- Ooh, new troops! Guess we need some new redshirts.
- ...Yeah, definitely in need of some new redshirts.
- OH NO, ARFUR HAS TO FIGHT SOMEONE GOOD AT FIGHTING. HE'S GONNA DIE UNLESS SOMETHING SPECTACULAR HAPPENS LIKE, UH, MAGIC AND SHIT.
- Where did Morgause get eyeliner? And also, why? I get a weird feeling it can only mean bad things, meta-wise. But still, bitch is fierce and Morgana should ~watch and learn~.
- DID SHE JUST KICK HIM IN THE BUM?! I love this show.
- SERIOUSLY, LITERAL ASS-KICKING. LOVE.
- Oh Arthur, sweetie. Sometimes you are really just a five year old boy.
- Morgause is hot. Just, you know, for the record.
- HEY GUYS, MORGANA IS IN BED. BLUE-ISH LIGHTING. But in a radical new direction for this show: no screaming and flailing!
- I am loving the Morgause/Everyone interaction. Acetimes.
- Arthur's face when Morgause mentions his mother. Ohhhh, baby boy ♥
- Gwen's face when she's waking Morgana up! Mounting terror, then straight to amusement. I love that girl.
- UTHER, YOU'S A DICK.
- And seriously, Uther is a weird bastard. He chucks Arthur in front of monsters and unknown fighty-knights and all that shit, but as soon as ARTHUR wants to do something that might possibly be reckless, he gets all 'You're not going out dressed like that' about it. I mean, really. Get it together, Pendragon Senior.
- "So I take it we're going anyway?" This scene is ADORABLE. Oh boys, I'm glad you're back to your proper selves.
-Ahahaha, convenient rope is convenient. Also Merlin, sweetheart, why not move the whole rope to your room, at once? The snakey trick is cute, but stupid. Which could be the tagline of the entire show, I suppose. "Cute, but stupid". I'd like to see it on the posters, please.

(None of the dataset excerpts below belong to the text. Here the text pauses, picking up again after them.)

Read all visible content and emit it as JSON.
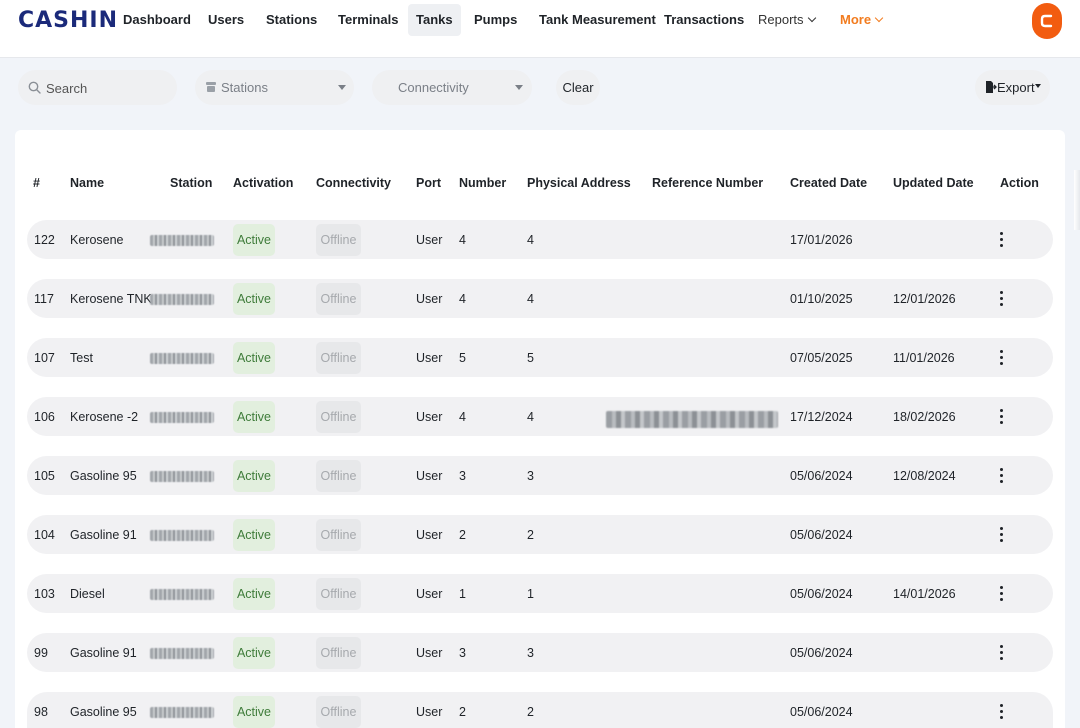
{
  "brand": {
    "logo_text": "CASHIN",
    "accent_color": "#f27c1f",
    "logo_color": "#1b2a7a"
  },
  "nav": {
    "items": [
      {
        "label": "Dashboard"
      },
      {
        "label": "Users"
      },
      {
        "label": "Stations"
      },
      {
        "label": "Terminals"
      },
      {
        "label": "Tanks",
        "active": true
      },
      {
        "label": "Pumps"
      },
      {
        "label": "Tank Measurement"
      },
      {
        "label": "Transactions"
      }
    ],
    "reports_label": "Reports",
    "more_label": "More"
  },
  "filters": {
    "search_placeholder": "Search",
    "stations_placeholder": "Stations",
    "connectivity_placeholder": "Connectivity",
    "clear_label": "Clear",
    "export_label": "Export"
  },
  "table": {
    "columns": [
      "#",
      "Name",
      "Station",
      "Activation",
      "Connectivity",
      "Port",
      "Number",
      "Physical Address",
      "Reference Number",
      "Created Date",
      "Updated Date",
      "Action"
    ],
    "rows": [
      {
        "id": "122",
        "name": "Kerosene",
        "activation": "Active",
        "connectivity": "Offline",
        "port": "User",
        "number": "4",
        "physical_address": "4",
        "reference_redacted": false,
        "created": "17/01/2026",
        "updated": ""
      },
      {
        "id": "117",
        "name": "Kerosene TNK",
        "activation": "Active",
        "connectivity": "Offline",
        "port": "User",
        "number": "4",
        "physical_address": "4",
        "reference_redacted": false,
        "created": "01/10/2025",
        "updated": "12/01/2026"
      },
      {
        "id": "107",
        "name": "Test",
        "activation": "Active",
        "connectivity": "Offline",
        "port": "User",
        "number": "5",
        "physical_address": "5",
        "reference_redacted": false,
        "created": "07/05/2025",
        "updated": "11/01/2026"
      },
      {
        "id": "106",
        "name": "Kerosene -2",
        "activation": "Active",
        "connectivity": "Offline",
        "port": "User",
        "number": "4",
        "physical_address": "4",
        "reference_redacted": true,
        "created": "17/12/2024",
        "updated": "18/02/2026"
      },
      {
        "id": "105",
        "name": "Gasoline 95",
        "activation": "Active",
        "connectivity": "Offline",
        "port": "User",
        "number": "3",
        "physical_address": "3",
        "reference_redacted": false,
        "created": "05/06/2024",
        "updated": "12/08/2024"
      },
      {
        "id": "104",
        "name": "Gasoline 91",
        "activation": "Active",
        "connectivity": "Offline",
        "port": "User",
        "number": "2",
        "physical_address": "2",
        "reference_redacted": false,
        "created": "05/06/2024",
        "updated": ""
      },
      {
        "id": "103",
        "name": "Diesel",
        "activation": "Active",
        "connectivity": "Offline",
        "port": "User",
        "number": "1",
        "physical_address": "1",
        "reference_redacted": false,
        "created": "05/06/2024",
        "updated": "14/01/2026"
      },
      {
        "id": "99",
        "name": "Gasoline 91",
        "activation": "Active",
        "connectivity": "Offline",
        "port": "User",
        "number": "3",
        "physical_address": "3",
        "reference_redacted": false,
        "created": "05/06/2024",
        "updated": ""
      },
      {
        "id": "98",
        "name": "Gasoline 95",
        "activation": "Active",
        "connectivity": "Offline",
        "port": "User",
        "number": "2",
        "physical_address": "2",
        "reference_redacted": false,
        "created": "05/06/2024",
        "updated": ""
      }
    ]
  }
}
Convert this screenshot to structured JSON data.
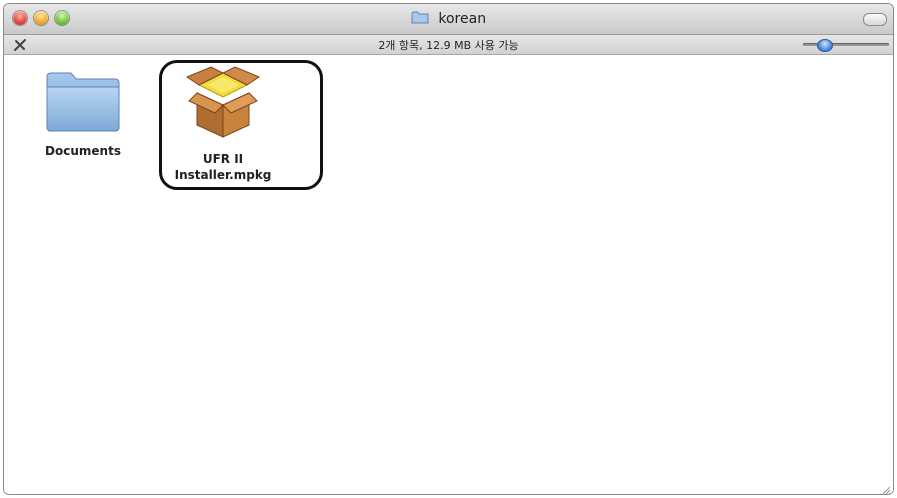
{
  "window": {
    "title": "korean",
    "status_text": "2개 항목, 12.9 MB 사용 가능"
  },
  "items": [
    {
      "name": "Documents",
      "icon": "folder-icon"
    },
    {
      "name_line1": "UFR II",
      "name_line2": "Installer.mpkg",
      "icon": "package-icon",
      "highlighted": true
    }
  ],
  "colors": {
    "folder_blue": "#8fb8e0",
    "package_brown": "#b8753a",
    "package_yellow": "#f3dd3a",
    "highlight_border": "#111111"
  }
}
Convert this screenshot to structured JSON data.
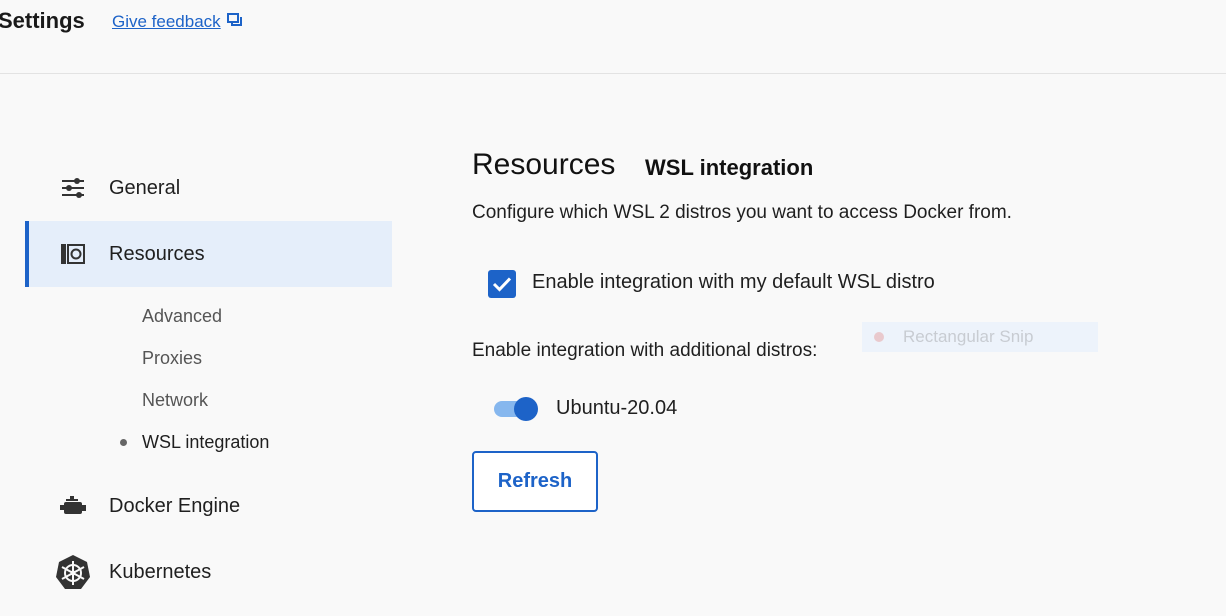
{
  "header": {
    "title": "Settings",
    "feedback_label": "Give feedback",
    "feedback_icon": "feedback-chat-icon"
  },
  "sidebar": {
    "items": [
      {
        "label": "General",
        "icon": "sliders-icon"
      },
      {
        "label": "Resources",
        "icon": "resources-icon",
        "active": true
      },
      {
        "label": "Docker Engine",
        "icon": "docker-engine-icon"
      },
      {
        "label": "Kubernetes",
        "icon": "kubernetes-icon"
      }
    ],
    "resources_subitems": [
      {
        "label": "Advanced"
      },
      {
        "label": "Proxies"
      },
      {
        "label": "Network"
      },
      {
        "label": "WSL integration",
        "current": true
      }
    ]
  },
  "main": {
    "title": "Resources",
    "subtitle": "WSL integration",
    "description": "Configure which WSL 2 distros you want to access Docker from.",
    "default_integration": {
      "label": "Enable integration with my default WSL distro",
      "checked": true
    },
    "additional_label": "Enable integration with additional distros:",
    "distros": [
      {
        "name": "Ubuntu-20.04",
        "enabled": true
      }
    ],
    "refresh_label": "Refresh"
  },
  "overlay": {
    "snip_label": "Rectangular Snip"
  },
  "colors": {
    "accent": "#1d63c8",
    "active_nav_bg": "#e5eefa",
    "background": "#f9f9f9"
  }
}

- Arthur is so trusting and unsuspicious of everyone, ever. "The nice lady said I'd find my way, and the horse is deciding for itself, so that's wonderful stuff. Nothing dodgy and/or magical about this, no sir! What a lovely day".
- Okay, okay. Please tell me I am not the only one reading sexual innuendo into all the 'what if Morgause makes you do something you don't want to?' stuff? Please? Everyone blatantly thinks she wants in his knickers. Right? Please?
- ARTHUR. HAVE YOU NEVER SEEN A HORROR FILM? ...HORROR BALLAD? YOU NEVER SAY 'THIS SHITTY THING COULD TOTALLY HAPPEN ANY SECOND!' NEVER EVER EVER. NINNY.
- Wait, wait, you just valiantly and awesomely saved Merlin from a nasty bandit type fellow. I forgive you for the naivety. For now.
- Merlin and Arthur are having a deeply emotional conversation! This is special! Aww. Arthur's mother! Merlin's father! How lovely.
- Man, I love The Shady Past of Gaius the Unwise.
- Wet boys! Most excellent.
- Gratuitous reference to Arthur not knowing about Merlin's magic! Do you think the writers get their scripts sent back if they forget to include those? "Sorry, we just need two gratuitous references, and a scene with Morgana in her nightclothes. Will that take you long? If you can stick in a few more dead knights here and there, that'd be fabulous. Cheers"
- HEY LEON!!!
- Arthur actually says he thinks magic can be used for good! I'm amazed Merlin didn't just jump him right there and then. And not even in a fanfiction way.
- And now he's yelling at Uther about his execution-y ways! And GAUNTLET. This is intense.
- HOLY SHIT MERLIN, DON'T SAY THAT. YOU DIRTY LITTLE SHIT. Seriously, there is no way in which saying that was a good idea.
- Merlin's sense of humour is supercute.
- THE END.
Because I am obviously not already busy enough, I have been thinking of making a Merlin fanmix. Question is, would there be any interest?